Stefania e la violenza di cittadinanza

C’è un aspetto secondario, ma manco troppo, nell’aggressione a Stefania Petyx da parte di un manipolo di delinquenti che occupano abusivamente le case di via Savagnone a Palermo.
Partiamo da un paio di punti fermi e incontrovertibili. Stiamo parlando di una cronista che documenta un abuso quindi siamo in una scena in cui il divario tra lecito e illecito è ben definito. Da una parte una cristiana che lavora (e rischia), dall’altra gentaglia che campa alle spalle degli altri e pure facendosi largo con la violenza. L’aggressione è un atto criminale che solo per poco non è sfociata in tragedia.

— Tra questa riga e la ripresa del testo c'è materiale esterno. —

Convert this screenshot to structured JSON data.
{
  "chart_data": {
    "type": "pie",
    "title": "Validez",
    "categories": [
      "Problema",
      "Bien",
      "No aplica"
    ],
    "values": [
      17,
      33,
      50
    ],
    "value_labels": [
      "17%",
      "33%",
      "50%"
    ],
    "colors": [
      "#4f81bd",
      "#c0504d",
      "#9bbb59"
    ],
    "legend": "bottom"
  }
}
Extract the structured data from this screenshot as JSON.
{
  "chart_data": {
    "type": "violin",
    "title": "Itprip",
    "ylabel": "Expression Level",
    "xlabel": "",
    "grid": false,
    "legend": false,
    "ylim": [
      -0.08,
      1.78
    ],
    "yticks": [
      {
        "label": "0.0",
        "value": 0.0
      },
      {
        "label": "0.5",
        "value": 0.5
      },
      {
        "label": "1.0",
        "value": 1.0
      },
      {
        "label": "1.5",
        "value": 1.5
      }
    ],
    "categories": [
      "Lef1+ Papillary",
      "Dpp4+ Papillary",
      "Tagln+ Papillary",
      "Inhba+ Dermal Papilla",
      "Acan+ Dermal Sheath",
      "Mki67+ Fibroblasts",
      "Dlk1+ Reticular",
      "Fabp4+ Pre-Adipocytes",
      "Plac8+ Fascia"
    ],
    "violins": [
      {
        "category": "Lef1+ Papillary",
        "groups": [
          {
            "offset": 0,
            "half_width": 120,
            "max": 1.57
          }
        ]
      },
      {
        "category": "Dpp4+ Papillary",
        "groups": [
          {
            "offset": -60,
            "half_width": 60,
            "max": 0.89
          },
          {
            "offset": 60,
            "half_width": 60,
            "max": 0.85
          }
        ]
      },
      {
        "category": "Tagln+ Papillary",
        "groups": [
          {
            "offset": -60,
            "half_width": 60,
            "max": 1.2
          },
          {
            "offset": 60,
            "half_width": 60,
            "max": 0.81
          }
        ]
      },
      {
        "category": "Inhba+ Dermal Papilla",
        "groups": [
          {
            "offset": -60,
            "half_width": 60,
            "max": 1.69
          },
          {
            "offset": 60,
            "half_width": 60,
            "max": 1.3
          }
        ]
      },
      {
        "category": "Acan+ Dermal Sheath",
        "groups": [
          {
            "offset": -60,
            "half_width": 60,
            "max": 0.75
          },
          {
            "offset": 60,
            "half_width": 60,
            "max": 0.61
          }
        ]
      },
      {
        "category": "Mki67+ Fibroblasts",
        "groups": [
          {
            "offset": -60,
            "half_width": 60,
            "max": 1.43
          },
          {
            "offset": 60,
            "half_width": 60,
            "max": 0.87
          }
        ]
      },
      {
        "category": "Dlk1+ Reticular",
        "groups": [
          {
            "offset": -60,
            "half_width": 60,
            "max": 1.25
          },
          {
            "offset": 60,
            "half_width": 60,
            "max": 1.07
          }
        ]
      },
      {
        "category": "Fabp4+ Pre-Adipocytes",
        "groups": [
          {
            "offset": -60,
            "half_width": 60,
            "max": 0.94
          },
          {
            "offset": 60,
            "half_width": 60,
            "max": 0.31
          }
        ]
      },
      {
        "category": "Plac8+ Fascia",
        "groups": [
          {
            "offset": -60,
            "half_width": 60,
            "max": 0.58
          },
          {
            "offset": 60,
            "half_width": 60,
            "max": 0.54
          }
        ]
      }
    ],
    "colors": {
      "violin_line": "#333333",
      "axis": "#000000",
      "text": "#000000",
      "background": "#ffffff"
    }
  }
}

Ecco così disinnescate le indicibili bofonchiate per cui “lei se l’è cercata”, “ma chissà quei padri di famiglia che problemi hanno” e via minchieggiando.
In realtà quello di via Savagnone è uno spaccato di un’Italia – altro che Palermo – che vive di aspettative a sbafo, che non conta sul lavoro ma sul denaro che (chissà come) c’è e va distribuito a pioggia, che seppellisce il merito come un morto da non piangere e riesuma lo Stato come mammella da cui succhiare il latte di cittadinanza.
Gli abusivi che aggrediscono Stefania, persino sotto gli occhi della Polizia, sono l’humus su cui fare crescere promesse elettorali indecenti senza capo né coda. Ponti costruiti con l’amore al posto del cemento, stati di povertà che si cancellano con un decreto, malattie che si sconfiggono con l’acqua e limone, panni che si puliscono in lavatrice con una pallina di plastica. Ed io che ho sempre pensato che le cazzate fossero una cosa seria. La verità è che sono come la pasta frolla: in mani giuste una delizia, in quelle sbagliate un disastro annunciato sin dal nome.